There are burgers with lamb in a pita pocket, with crab, and, for the hard-core foodies, a Tail End that throws it all in: pork and pig’s tail, topped with pork belly, green tomato chutney, and jalapeño mayo. Surprisingly, there is no turkey burger. Way to avoid the pack. The worst “burger” was the black bean veggie, so poorly conceived that it felt like a big middle finger to vegetarians. Veggie burgers generally fall into two camps: grain or black bean. A good one has body and a flavor profile that eschews the usual cumin. Described as a black bean patty, The Commissary’s was a flaccid blob of black bean purée smeared between two cardboard-stiff flour tortillas. Was their stiffness deliberate, or were they just stale? You couldn’t pick it up and eat it like a burger; the two tortillas squished together, dumping the purée onto the plate in unseemly dollops.
But salads were superb, a reminder that there’s a chef in the kitchen and a bold one at that. Where else can you get a big, old heap of watercress on a plate? You rarely see watercress at all. And nobody else has the nerve to give you scads of it dressed in a sherry vinaigrette, with some goat cheese tossed in for pizzazz. Another salad paired baby greens with thick curls of pecorino cheese and buttery fava beans. During the summer, they did one made of fresh fennel shaved into paper-thin strands that made it look like pasta. Tesar’s salads have style.
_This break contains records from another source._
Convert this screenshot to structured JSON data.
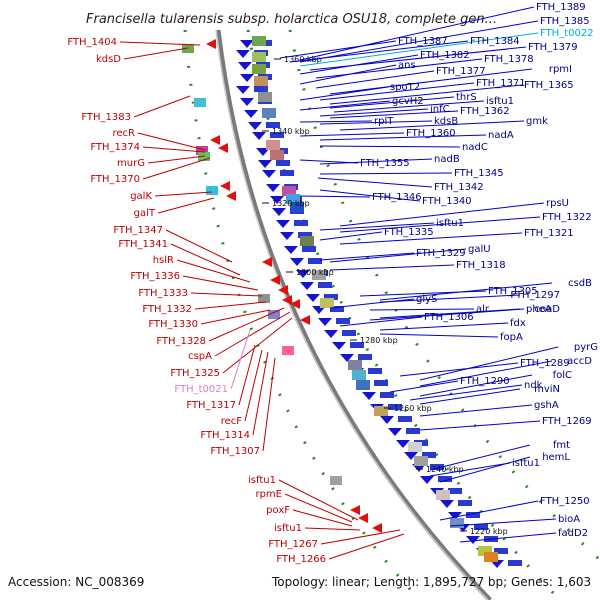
{
  "title": "Francisella tularensis subsp. holarctica OSU18, complete gen...",
  "footer": {
    "accession": "Accession: NC_008369",
    "topology": "Topology: linear; Length: 1,895,727 bp; Genes: 1,603"
  },
  "colors": {
    "left_labels": "#c00000",
    "right_labels": "#00008b",
    "trna_label": "#00b0d8",
    "pseudo_label": "#e080c0",
    "backbone": "#888888",
    "ticks": "#2a8a2a"
  },
  "scale_labels": [
    "1360 kbp",
    "1340 kbp",
    "1320 kbp",
    "1300 kbp",
    "1280 kbp",
    "1260 kbp",
    "1240 kbp",
    "1220 kbp"
  ],
  "left_labels": [
    {
      "text": "FTH_1404",
      "kind": "red"
    },
    {
      "text": "kdsD",
      "kind": "red"
    },
    {
      "text": "FTH_1383",
      "kind": "red"
    },
    {
      "text": "recR",
      "kind": "red"
    },
    {
      "text": "FTH_1374",
      "kind": "red"
    },
    {
      "text": "murG",
      "kind": "red"
    },
    {
      "text": "FTH_1370",
      "kind": "red"
    },
    {
      "text": "galK",
      "kind": "red"
    },
    {
      "text": "galT",
      "kind": "red"
    },
    {
      "text": "FTH_1347",
      "kind": "red"
    },
    {
      "text": "FTH_1341",
      "kind": "red"
    },
    {
      "text": "hslR",
      "kind": "red"
    },
    {
      "text": "FTH_1336",
      "kind": "red"
    },
    {
      "text": "FTH_1333",
      "kind": "red"
    },
    {
      "text": "FTH_1332",
      "kind": "red"
    },
    {
      "text": "FTH_1330",
      "kind": "red"
    },
    {
      "text": "FTH_1328",
      "kind": "red"
    },
    {
      "text": "cspA",
      "kind": "red"
    },
    {
      "text": "FTH_1325",
      "kind": "red"
    },
    {
      "text": "FTH_t0021",
      "kind": "pink"
    },
    {
      "text": "FTH_1317",
      "kind": "red"
    },
    {
      "text": "recF",
      "kind": "red"
    },
    {
      "text": "FTH_1314",
      "kind": "red"
    },
    {
      "text": "FTH_1307",
      "kind": "red"
    },
    {
      "text": "isftu1",
      "kind": "red"
    },
    {
      "text": "rpmE",
      "kind": "red"
    },
    {
      "text": "poxF",
      "kind": "red"
    },
    {
      "text": "isftu1",
      "kind": "red"
    },
    {
      "text": "FTH_1267",
      "kind": "red"
    },
    {
      "text": "FTH_1266",
      "kind": "red"
    }
  ],
  "right_labels": [
    {
      "text": "FTH_1389",
      "kind": "blue"
    },
    {
      "text": "FTH_1385",
      "kind": "blue"
    },
    {
      "text": "FTH_1387",
      "kind": "blue"
    },
    {
      "text": "FTH_1384",
      "kind": "blue"
    },
    {
      "text": "FTH_t0022",
      "kind": "cyan"
    },
    {
      "text": "FTH_1379",
      "kind": "blue"
    },
    {
      "text": "FTH_1382",
      "kind": "blue"
    },
    {
      "text": "FTH_1378",
      "kind": "blue"
    },
    {
      "text": "ans",
      "kind": "blue"
    },
    {
      "text": "FTH_1377",
      "kind": "blue"
    },
    {
      "text": "rpmI",
      "kind": "blue"
    },
    {
      "text": "FTH_1371",
      "kind": "blue"
    },
    {
      "text": "FTH_1365",
      "kind": "blue"
    },
    {
      "text": "spoT2",
      "kind": "blue"
    },
    {
      "text": "thrS",
      "kind": "blue"
    },
    {
      "text": "isftu1",
      "kind": "blue"
    },
    {
      "text": "gcvH2",
      "kind": "blue"
    },
    {
      "text": "infC",
      "kind": "blue"
    },
    {
      "text": "FTH_1362",
      "kind": "blue"
    },
    {
      "text": "rplT",
      "kind": "blue"
    },
    {
      "text": "kdsB",
      "kind": "blue"
    },
    {
      "text": "gmk",
      "kind": "blue"
    },
    {
      "text": "FTH_1360",
      "kind": "blue"
    },
    {
      "text": "nadA",
      "kind": "blue"
    },
    {
      "text": "nadC",
      "kind": "blue"
    },
    {
      "text": "FTH_1355",
      "kind": "blue"
    },
    {
      "text": "nadB",
      "kind": "blue"
    },
    {
      "text": "FTH_1345",
      "kind": "blue"
    },
    {
      "text": "FTH_1342",
      "kind": "blue"
    },
    {
      "text": "FTH_1346",
      "kind": "blue"
    },
    {
      "text": "FTH_1340",
      "kind": "blue"
    },
    {
      "text": "rpsU",
      "kind": "blue"
    },
    {
      "text": "FTH_1322",
      "kind": "blue"
    },
    {
      "text": "isftu1",
      "kind": "blue"
    },
    {
      "text": "FTH_1335",
      "kind": "blue"
    },
    {
      "text": "FTH_1321",
      "kind": "blue"
    },
    {
      "text": "FTH_1329",
      "kind": "blue"
    },
    {
      "text": "galU",
      "kind": "blue"
    },
    {
      "text": "FTH_1318",
      "kind": "blue"
    },
    {
      "text": "csdB",
      "kind": "blue"
    },
    {
      "text": "FTH_1305",
      "kind": "blue"
    },
    {
      "text": "FTH_1297",
      "kind": "blue"
    },
    {
      "text": "glyS",
      "kind": "blue"
    },
    {
      "text": "alr",
      "kind": "blue"
    },
    {
      "text": "pheA",
      "kind": "blue"
    },
    {
      "text": "coaD",
      "kind": "blue"
    },
    {
      "text": "FTH_1306",
      "kind": "blue"
    },
    {
      "text": "fdx",
      "kind": "blue"
    },
    {
      "text": "fopA",
      "kind": "blue"
    },
    {
      "text": "pyrG",
      "kind": "blue"
    },
    {
      "text": "FTH_1289",
      "kind": "blue"
    },
    {
      "text": "accD",
      "kind": "blue"
    },
    {
      "text": "FTH_1290",
      "kind": "blue"
    },
    {
      "text": "folC",
      "kind": "blue"
    },
    {
      "text": "ndk",
      "kind": "blue"
    },
    {
      "text": "mviN",
      "kind": "blue"
    },
    {
      "text": "gshA",
      "kind": "blue"
    },
    {
      "text": "FTH_1269",
      "kind": "blue"
    },
    {
      "text": "fmt",
      "kind": "blue"
    },
    {
      "text": "isftu1",
      "kind": "blue"
    },
    {
      "text": "hemL",
      "kind": "blue"
    },
    {
      "text": "FTH_1250",
      "kind": "blue"
    },
    {
      "text": "bioA",
      "kind": "blue"
    },
    {
      "text": "fadD2",
      "kind": "blue"
    }
  ]
}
With burgers come sides. Skinny Fries were just shy of matchstick, so skinny that all you got was “fried” without much sense you were eating a potato. If you want more spud, Disco Fries were fatter rectangles artlessly topped with a cheese sauce. The portion was so big that three people sharing couldn’t make a dent. Onion rings were big and brawny, in a pale, peppery crust that seemed underdone. Fried avocado was a novelty, too rich to enjoy more than a single wedge. Sweet potato tots, the signature side, had a cute thimble shape that looked tater totty, but the resemblance stopped there. Soft nuggets pocked with random sesame seeds, they were barely crisp. Fine if you like sweet potatoes, but not if you crave the tater-tot shaggy crust and texture.
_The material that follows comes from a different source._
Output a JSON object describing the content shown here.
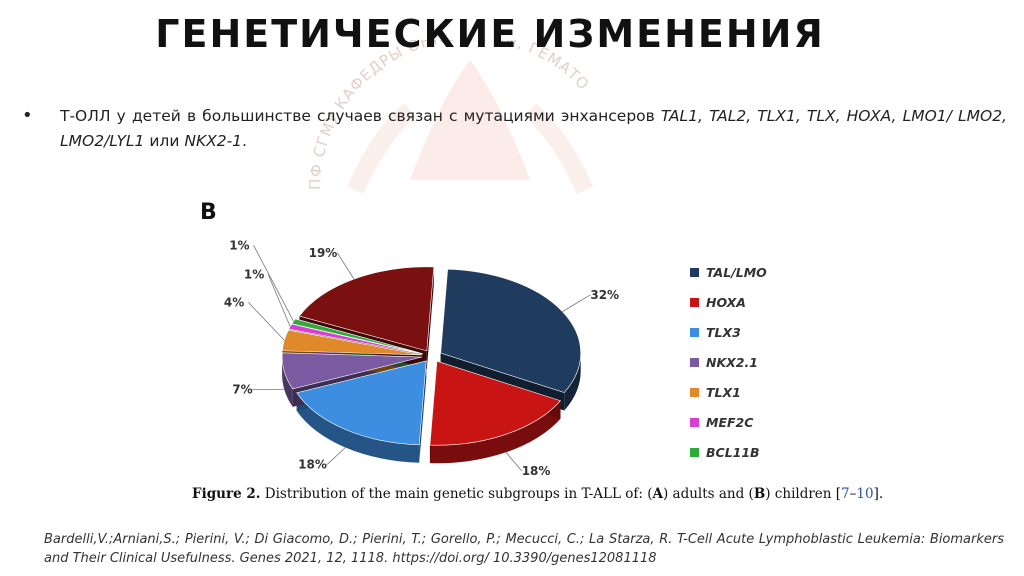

A few entrées and small plates seemed designed to fulfill a more traditional dining experience. Some of the small plates, like the cornmeal-dusted fried oysters and the tempura-fried sweetbreads, were fun for snacking, but the large plates, available at dinner only, were a bust. One night’s seared scallops were served with four scallops on a plate, barely a garnish; that was it. Lamb chop lollipops were similarly take-it-or-leave-it: three ribs, cooked medium rare, without even the energy expended to clean the bone where you pick it up. That’s some lollipop. A lobster roll nightly special felt thrown together and not true to form. It came in the de rigueur hot dog bun, but the lobster salad filling was weighed down with dross: celery, onion, and brackish spices that overwhelmed the lobster’s delicate flavor.
Some of The Commissary’s nicest assets it inherited from its previous tenant, Dali Wine Bar. That includes an A-plus location with a dynamite patio facing downtown. There’s also good karma left over from the wine program that Dali established. The place remains a popular haunt for food and beverage professionals, and it’s one of the few places that offers wine on tap from Texas-based Duchman Family wines.
When the restaurant opened, Tesar oversaw the kitchen and the front of the house, and service was a disaster, with overwhelmed staffers, frustrated customers, and long waits. They’ve since added more management up front, and service has improved.
Tesar initially offered a nightly chef’s table where he could be Chef Tesar. A restaurant within a restaurant, it was open only Thursday,
Friday, and Saturday nights. That concept had to be rethought, too. Tesar closed it in July, and planned to reopen the end of September. In the interim, he’s been doing a Sunday lobster bake—very Southampton Beach. You get the distinct impression he doesn’t want the pressure. For now, burgers will do.